Faut dire que Léon Tolstoï est né dans le Bronx. L’en tire ni honte ni fierté. Faut bien être né quelque part. L’est râblé, blond comme les blés d’Ukraine d’où vient papa et ceux de la Corn belt d’où maman s’était enfuie (Vas ou tu veux, mais jamais en Iowa, fiston, tu m’entends, jamais !). Avant même d’avoir le permis, il adhère au syndicat des Teamsters. L’en est non plus ni fier ni honteux : faut être syndiqué si on veut conduire un camion plus d’un quart d’heure et s’en sortir indemne.

Vient la guerre. Léon s’engage. Après Pearl Harbor, le patriotisme n’est pas une option négociable. Cantonnement en Angleterre, Débarquement. Versé dans l’Intendance, le Private Toltsoï trafique quelques temps avec les populations locales des marchandises tombées du camion : parachute (en soie), bas-nylon (en nylon) et chewing-gum (en gomme) contre de la gnôle (acide) et des cuisseaux (de bêtes mal identifiables) qu’il revend au mess des officiers. Et puis il rencontre l’amour et déserte.

Voilà pourquoi aujourd’hui, Léon Tolstoï conduit un autocar sur les routes de France. Beau-Papa a fourni la combine et la machine, sans doute déjà bien fatiguée à l’époque des Taxis de la Marne dont il (Beau-Papa) parle et reparle dans sa moustache. La combine, c’est de transbahuter les touristes américains désireux de voir les merveilles de la France, ce tout petit pays plein de fromages et de villages qu’Oncle Sam a sauvé du désastre. Sauf qu’avec la concurrence féroce des tour-opérateurs huppés et les tarifs hoteliers, pas question d’approcher Notre-Dame de Paris ou les châteaux de la Loire. Alors Beau-Papa racole les touristes pingres ou trop fauchés pour les grandes compagnies et on se rabat sur les provinces profondes.

Ainsi, cette semaine, devant les carreaux poussiéreux de l’autocar, Châteauroux et Issoudun ont tour à tour exhibé leur silhouettes aux toits tourelés et girouettés, ni plus ni moins vilaines que celles de villes plus réputées devant les yeux tour à tour émerveillés ou effarés d’un congrès de quakeresses de Pennsylvanie qui klicklakodakent à tout va. Léon négocie les virages et traduit les commentaires plus ou moins laconiques improvisés par Beau-Papa, qui se charge en outre d’aller marchander au plus bas prix le vivre et le coucher dans les hôtels des patelins.

La combine est rodée.

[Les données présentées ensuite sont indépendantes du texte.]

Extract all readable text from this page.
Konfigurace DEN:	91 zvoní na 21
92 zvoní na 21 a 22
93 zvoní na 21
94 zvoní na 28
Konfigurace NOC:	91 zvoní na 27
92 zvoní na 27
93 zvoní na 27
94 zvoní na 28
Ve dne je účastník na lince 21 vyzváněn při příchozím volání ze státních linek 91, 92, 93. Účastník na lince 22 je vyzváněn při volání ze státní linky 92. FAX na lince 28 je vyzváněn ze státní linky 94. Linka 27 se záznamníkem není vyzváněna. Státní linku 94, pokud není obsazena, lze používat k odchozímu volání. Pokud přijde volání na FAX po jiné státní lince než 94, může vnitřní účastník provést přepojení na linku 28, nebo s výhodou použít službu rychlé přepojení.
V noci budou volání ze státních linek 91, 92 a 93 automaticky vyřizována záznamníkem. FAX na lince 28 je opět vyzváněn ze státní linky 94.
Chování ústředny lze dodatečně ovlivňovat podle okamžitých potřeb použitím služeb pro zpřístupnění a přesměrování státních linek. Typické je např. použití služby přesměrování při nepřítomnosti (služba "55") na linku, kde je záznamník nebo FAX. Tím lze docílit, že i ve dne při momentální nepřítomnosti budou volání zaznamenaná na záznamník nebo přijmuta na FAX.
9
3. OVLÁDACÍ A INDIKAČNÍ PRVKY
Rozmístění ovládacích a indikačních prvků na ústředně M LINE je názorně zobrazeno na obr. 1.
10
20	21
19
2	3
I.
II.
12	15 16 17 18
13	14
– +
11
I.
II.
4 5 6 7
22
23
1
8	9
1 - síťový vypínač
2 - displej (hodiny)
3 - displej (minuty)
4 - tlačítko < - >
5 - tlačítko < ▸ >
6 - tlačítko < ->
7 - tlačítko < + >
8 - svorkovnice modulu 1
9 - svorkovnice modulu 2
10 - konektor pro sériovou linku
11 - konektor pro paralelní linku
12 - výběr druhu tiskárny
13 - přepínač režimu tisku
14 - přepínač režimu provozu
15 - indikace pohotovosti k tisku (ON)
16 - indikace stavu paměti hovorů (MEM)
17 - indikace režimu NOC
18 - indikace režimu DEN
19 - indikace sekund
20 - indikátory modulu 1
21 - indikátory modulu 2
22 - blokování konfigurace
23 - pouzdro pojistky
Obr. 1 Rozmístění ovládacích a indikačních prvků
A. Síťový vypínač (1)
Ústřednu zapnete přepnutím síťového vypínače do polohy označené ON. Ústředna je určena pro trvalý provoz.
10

Sauf que cette semaine la révolte gronde… Ralliées au chapeau noir orné d’un merle et de fausses cerises d’une institutrice péremptoire, les quakeresses réclament à voix basse les beaux châteaux, la Loire, les ors de Versailles, évoquent même le gai Paris et parlent de remboursement… pire encore, aucun appareil photo ne montre son objectif pendant la traversée de la Souterraine, sans doute pas assez underground et qui ne soutient pas la comparaison avec les rêves cinématographiques engendrés par les hollywooderies. Beau-Papa promet à la cantonade les fastes et les tapis d’Aubusson, mais Léon sent qu’arrive la fin de la route.

Et voilà qu’un sifflement et un nuage de fumée blanche s’échappent du capot : il reste juste assez de pistons pour gagner Guéret, où l’autocar bancal s’échoue devant le Grand Garage Moderne.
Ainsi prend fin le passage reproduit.